Spokane Public Schools is expected to conduct an early round of hiring starting March 1 to fill 51 full-time teaching positions for the next academic year, says Tennille Jeffries-Simmons, chief human resources officer for the district.
The teaching positions are in addition to eight or nine full-time administrative positions the district plans to advertise in March, she says, due to restructuring in the teaching and learning department.
The district plans to hire 20 teachers for kindergarten through third grade, 10 for grades four through six, four high school science teachers, six special-education teachers, and one elementary music teacher.
The teaching positions will be posted for 30 days, a significantly longer application period than the normal five-day period, she says. The larger window is meant to allow word to spread about the early hiring opportunity, she says, particularly among colleges of education. The bulk of hiring within the district typically happens in June.
"We're hopeful, based on our trends, that we're going to have a lot of interest," Jeffries-Simmons says.
The 51 positions it plans on filling in March are roughly a quarter of what the district has filled on average in the last five years, she says. The district expects to hire at least 150 teachers for the 2013-14 school year, based on annual hiring numbers over the last five years, she says. The district is hiring in anticipation of filling existing positions at its schools, but it doesn't know at this point where those openings will be, Jeffries-Simmons says.
Washington state dictates the pay range based on experience and education level, she says, adding that teaching position salaries with the district range between $33,401 and $62,955.

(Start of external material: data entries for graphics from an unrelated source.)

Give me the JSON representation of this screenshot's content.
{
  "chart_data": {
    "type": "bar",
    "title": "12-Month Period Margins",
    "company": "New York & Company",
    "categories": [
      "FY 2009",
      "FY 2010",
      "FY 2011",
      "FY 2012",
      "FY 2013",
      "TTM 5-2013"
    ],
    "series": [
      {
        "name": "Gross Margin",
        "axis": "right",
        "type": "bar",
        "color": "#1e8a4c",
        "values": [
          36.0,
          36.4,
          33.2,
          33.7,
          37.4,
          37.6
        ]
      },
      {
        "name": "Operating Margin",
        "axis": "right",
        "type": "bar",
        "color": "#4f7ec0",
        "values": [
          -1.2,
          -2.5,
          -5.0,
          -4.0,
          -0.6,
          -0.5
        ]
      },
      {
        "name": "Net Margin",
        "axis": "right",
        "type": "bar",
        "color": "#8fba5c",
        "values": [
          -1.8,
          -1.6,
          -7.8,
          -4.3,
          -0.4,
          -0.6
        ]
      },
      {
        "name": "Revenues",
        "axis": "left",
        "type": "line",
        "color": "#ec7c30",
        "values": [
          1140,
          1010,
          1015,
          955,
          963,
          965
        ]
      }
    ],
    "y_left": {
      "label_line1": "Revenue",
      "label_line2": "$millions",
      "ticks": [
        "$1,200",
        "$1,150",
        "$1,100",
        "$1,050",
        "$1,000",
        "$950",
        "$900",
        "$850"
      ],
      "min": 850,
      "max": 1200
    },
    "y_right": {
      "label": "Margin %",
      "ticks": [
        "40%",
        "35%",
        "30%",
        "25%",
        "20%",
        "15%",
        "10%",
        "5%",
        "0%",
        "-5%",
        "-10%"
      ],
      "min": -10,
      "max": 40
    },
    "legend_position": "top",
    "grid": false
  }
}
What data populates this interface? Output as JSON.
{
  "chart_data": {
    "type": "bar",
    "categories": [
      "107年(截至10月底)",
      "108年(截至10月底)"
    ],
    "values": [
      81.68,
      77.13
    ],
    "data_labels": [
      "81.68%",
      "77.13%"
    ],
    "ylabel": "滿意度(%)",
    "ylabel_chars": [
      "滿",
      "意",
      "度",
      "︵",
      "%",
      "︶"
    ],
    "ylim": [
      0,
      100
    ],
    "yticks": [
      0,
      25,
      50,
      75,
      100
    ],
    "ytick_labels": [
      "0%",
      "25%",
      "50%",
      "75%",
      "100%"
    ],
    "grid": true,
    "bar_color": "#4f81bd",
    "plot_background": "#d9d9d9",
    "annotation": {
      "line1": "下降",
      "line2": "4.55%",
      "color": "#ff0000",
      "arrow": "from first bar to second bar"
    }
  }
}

The district doesn't have plans at this time to post another round of job openings until later in the spring, but Jeffries-Simmons says it would like to conduct hiring earlier than June this year, adding "not all of it, but more of it."
She says this is the first year the district has begun hiring this early, but she hopes it continues a similar hiring trend in future years. Hiring early enables the district to pick from a larger pool of applicants than it otherwise would if hiring in summer, Jeffries-Simmons says.
She says teachers will be hired on as "site to be determined," meaning they won't be hired for a specific school or grade level yet, instead creating a pool of new hires that will be placed at a later date based on education background and skills. Jeffries-Simmons says hiring new teachers without first determining where they will be placed enables the district to speed up the hiring process.
"It gives us the flexibility to take people to the school they're needed or grade level they're needed," she says.
In deciding which positions to include in the cycle of early hiring, the district looked at which categories of teaching positions it hired for the most in previous years and the needs of its principals, Jeffries-Simmons adds.